Many of these DAS users incorporated charge transfer system (CTS) lightning protection solutions because they have used conventional lightning rods and have had complications related to some of the lightning strikes they have collected.

The CTS solutions these companies and governments rely on are the result of LEC approaching the problem from a unique and more comprehensive perspective. Rather than follow the customary wisdom of attracting lightning and conveying it to the ground, the Colorado-based company worked to do the reverse, applying engineering principles to prevent the formation of lightning in a protected area.

The LEC charge transfer method used in its DAS product is designed to prevent two elements of lightning—upward “streamers” of positively charged ions and “stepped leaders” of negative ions coming down from the clouds—from attaching to each other to create a strike. Normally, thunderstorms magnify the naturally occurring electric fields that give streamers the charge separation to rise upward in search of step leaders. Charge transfer technology reduces those electric fields so upward streamers and downward step leaders never get the chance to meet within a protected zone.

One top scientist and researcher, Donald W. Zipse, a Life Fellow of the Institute of Electrical and Electronics Engineers, has noted of LEC’s technology, “The end may be near for the 200-year old method of using conventional lightning rods to collect, control and convey to earth the awesome and destructive power of lightning. The charge transfer system of preventing lightning strikes to the protected area is a valid concept and will replace the conventional lightning rod method.”

REDUCING ELECTRIC FIELDS

Several years ago, LEC went to one of its customer sites, a telecommunications tower for the Colorado-based Tri-State Generation and Transmission Association, to conduct an in-depth study of the DAS’s performance. The DAS, according to the study, inhibited strikes from forming by bleeding off the electric field in the lower atmosphere. In fact, during thunderstorm activity, the electric field inside Tri-State’s DAS protected zone was, on average, 55 percent weaker than the surrounding area.

That type of protection is important for businesses that need to avoid downtime and disruption. Notes Jerry Coufal, Tri-State’s network operations supervisor, “For companies like ours, businesses that provide a critical service, it is important to avoid a service disruption or potential service disruption because of how it impacts customers’ lives.”

LEC charge transfer solutions also protect billions of dollars’ worth of energy industry assets including petroleum and natural gas wells, oil and gas storage and refining facilities for ExxonMobil, Chevron, BP, Shell, and virtually every other major energy company. In addition, they protect nuclear power reactors, electrical substations, and other power utility facilities.
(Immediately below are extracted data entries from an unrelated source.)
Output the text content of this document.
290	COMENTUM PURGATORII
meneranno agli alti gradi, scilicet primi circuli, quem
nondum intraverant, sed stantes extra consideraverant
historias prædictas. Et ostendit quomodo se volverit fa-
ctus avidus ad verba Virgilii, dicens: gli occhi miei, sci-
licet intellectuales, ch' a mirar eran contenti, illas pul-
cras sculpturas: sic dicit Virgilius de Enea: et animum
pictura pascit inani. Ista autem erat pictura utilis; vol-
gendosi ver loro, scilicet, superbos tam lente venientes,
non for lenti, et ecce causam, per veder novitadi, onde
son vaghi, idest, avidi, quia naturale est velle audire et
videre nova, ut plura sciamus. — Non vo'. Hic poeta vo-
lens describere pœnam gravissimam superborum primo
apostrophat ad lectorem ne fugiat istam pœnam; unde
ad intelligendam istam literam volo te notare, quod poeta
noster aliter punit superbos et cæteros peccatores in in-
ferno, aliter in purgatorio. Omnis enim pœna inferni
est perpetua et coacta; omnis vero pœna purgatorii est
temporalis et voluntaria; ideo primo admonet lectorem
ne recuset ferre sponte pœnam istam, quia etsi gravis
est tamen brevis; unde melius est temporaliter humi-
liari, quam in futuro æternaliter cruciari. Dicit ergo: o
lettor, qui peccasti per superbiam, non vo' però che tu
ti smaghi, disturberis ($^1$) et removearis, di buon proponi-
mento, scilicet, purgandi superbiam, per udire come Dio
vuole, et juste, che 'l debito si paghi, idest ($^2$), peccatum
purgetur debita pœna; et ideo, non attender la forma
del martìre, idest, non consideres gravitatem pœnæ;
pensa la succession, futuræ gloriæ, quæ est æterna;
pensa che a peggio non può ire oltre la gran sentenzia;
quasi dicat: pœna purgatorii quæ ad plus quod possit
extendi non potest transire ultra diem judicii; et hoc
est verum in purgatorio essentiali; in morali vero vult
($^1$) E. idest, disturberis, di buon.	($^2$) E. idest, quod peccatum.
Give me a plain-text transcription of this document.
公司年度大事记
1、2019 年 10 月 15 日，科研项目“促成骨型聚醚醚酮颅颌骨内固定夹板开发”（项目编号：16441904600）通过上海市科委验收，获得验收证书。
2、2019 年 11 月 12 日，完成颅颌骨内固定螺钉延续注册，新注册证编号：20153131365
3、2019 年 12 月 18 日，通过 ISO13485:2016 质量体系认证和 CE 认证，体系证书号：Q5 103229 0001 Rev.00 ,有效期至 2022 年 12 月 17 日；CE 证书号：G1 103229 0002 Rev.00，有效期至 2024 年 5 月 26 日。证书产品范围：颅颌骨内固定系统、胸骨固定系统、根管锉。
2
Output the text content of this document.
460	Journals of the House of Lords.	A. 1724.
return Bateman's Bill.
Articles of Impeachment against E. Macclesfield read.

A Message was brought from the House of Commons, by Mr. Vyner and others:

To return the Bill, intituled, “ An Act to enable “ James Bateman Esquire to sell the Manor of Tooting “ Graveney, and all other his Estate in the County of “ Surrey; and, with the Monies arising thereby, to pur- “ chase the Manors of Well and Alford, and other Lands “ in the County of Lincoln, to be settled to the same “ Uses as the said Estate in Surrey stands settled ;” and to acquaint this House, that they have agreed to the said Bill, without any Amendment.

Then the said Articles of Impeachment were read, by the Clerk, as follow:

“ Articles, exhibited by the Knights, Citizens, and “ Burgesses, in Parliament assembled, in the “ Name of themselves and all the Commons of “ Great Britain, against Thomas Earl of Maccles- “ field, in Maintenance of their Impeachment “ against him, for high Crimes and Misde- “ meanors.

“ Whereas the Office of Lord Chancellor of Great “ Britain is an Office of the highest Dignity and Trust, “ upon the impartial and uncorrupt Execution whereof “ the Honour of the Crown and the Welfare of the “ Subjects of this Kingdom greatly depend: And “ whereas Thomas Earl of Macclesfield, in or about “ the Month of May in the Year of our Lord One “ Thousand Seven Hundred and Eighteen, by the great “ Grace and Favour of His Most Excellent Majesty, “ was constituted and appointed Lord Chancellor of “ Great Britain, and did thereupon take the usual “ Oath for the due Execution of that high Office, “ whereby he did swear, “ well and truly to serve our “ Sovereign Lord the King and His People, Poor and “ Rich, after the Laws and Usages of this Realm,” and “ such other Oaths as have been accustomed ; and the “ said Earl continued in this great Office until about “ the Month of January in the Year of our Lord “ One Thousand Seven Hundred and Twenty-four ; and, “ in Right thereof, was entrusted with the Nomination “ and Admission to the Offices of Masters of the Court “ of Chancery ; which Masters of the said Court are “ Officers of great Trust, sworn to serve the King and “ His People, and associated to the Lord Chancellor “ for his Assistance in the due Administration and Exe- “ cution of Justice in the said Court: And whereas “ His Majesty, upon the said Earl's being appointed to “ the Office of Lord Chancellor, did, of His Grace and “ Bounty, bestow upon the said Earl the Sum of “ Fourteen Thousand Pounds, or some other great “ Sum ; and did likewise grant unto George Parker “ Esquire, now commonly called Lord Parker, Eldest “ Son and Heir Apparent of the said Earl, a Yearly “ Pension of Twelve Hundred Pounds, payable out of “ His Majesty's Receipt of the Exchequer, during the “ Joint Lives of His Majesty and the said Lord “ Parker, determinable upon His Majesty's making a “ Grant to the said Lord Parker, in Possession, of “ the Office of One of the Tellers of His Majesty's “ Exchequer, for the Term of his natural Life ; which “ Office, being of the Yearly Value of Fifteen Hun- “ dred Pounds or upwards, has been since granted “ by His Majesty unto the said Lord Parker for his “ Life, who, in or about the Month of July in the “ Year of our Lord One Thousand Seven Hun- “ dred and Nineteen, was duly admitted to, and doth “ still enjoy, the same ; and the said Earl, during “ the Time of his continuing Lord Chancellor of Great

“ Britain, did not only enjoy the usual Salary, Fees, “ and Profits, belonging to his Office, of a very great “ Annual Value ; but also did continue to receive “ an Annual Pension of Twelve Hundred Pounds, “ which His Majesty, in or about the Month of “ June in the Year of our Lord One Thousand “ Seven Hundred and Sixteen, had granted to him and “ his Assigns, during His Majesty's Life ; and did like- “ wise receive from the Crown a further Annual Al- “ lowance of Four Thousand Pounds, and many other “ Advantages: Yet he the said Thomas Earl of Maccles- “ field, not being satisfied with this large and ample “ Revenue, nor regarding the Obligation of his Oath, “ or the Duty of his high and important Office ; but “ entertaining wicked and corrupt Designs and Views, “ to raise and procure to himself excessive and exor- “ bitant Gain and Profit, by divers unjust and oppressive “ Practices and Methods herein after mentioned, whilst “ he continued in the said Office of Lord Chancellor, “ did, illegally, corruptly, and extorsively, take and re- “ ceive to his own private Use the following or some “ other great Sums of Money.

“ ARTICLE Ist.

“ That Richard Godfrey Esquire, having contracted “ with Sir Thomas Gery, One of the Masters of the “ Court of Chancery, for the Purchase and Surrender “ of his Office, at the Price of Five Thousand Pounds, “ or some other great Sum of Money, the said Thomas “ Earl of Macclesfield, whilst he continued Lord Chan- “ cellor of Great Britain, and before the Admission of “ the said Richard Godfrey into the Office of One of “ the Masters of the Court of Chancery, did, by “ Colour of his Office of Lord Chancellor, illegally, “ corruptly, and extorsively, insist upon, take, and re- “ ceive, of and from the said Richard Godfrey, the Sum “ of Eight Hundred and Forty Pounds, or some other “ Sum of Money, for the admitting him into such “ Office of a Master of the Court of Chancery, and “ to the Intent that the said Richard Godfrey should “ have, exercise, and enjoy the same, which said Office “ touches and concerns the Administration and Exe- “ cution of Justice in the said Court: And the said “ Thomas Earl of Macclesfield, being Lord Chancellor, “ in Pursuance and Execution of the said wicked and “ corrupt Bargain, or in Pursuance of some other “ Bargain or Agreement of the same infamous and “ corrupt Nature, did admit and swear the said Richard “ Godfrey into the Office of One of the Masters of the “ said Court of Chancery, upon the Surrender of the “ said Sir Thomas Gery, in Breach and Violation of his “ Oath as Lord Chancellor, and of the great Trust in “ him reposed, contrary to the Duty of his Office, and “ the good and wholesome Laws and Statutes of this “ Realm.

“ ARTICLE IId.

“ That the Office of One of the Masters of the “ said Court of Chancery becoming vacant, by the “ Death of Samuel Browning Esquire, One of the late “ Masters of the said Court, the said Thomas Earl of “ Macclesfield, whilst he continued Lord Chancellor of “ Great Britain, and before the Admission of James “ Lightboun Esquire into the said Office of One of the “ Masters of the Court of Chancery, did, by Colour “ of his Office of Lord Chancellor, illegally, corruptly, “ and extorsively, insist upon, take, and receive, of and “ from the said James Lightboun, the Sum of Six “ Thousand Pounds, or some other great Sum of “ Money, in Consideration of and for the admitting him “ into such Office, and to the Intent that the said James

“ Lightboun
Data centers, automated operations hubs, and facilities in general are now becoming increasingly aware of the same productivity advantage energy companies have come to rely on: by eliminating lightning strikes in a protected area, they can not only avoid direct strikes they can eliminate some of the damaging secondary surge effects of lightning that would otherwise come with a conventional lightning rod.

Any company that employs electronics, information technology, automation, and combustibles, as well as demands a 24/7 operations schedule as an integral part of their production and bottom line needs to invest in protecting these valuable assets from all aspects of a lightning event in order to consider their facilities viable. It only takes one strike and not contemplating or requiring protection could be catastrophic and costly. LEC’s lightning protection systems and solutions meet these requirements and give companies the security and safety necessary to endure.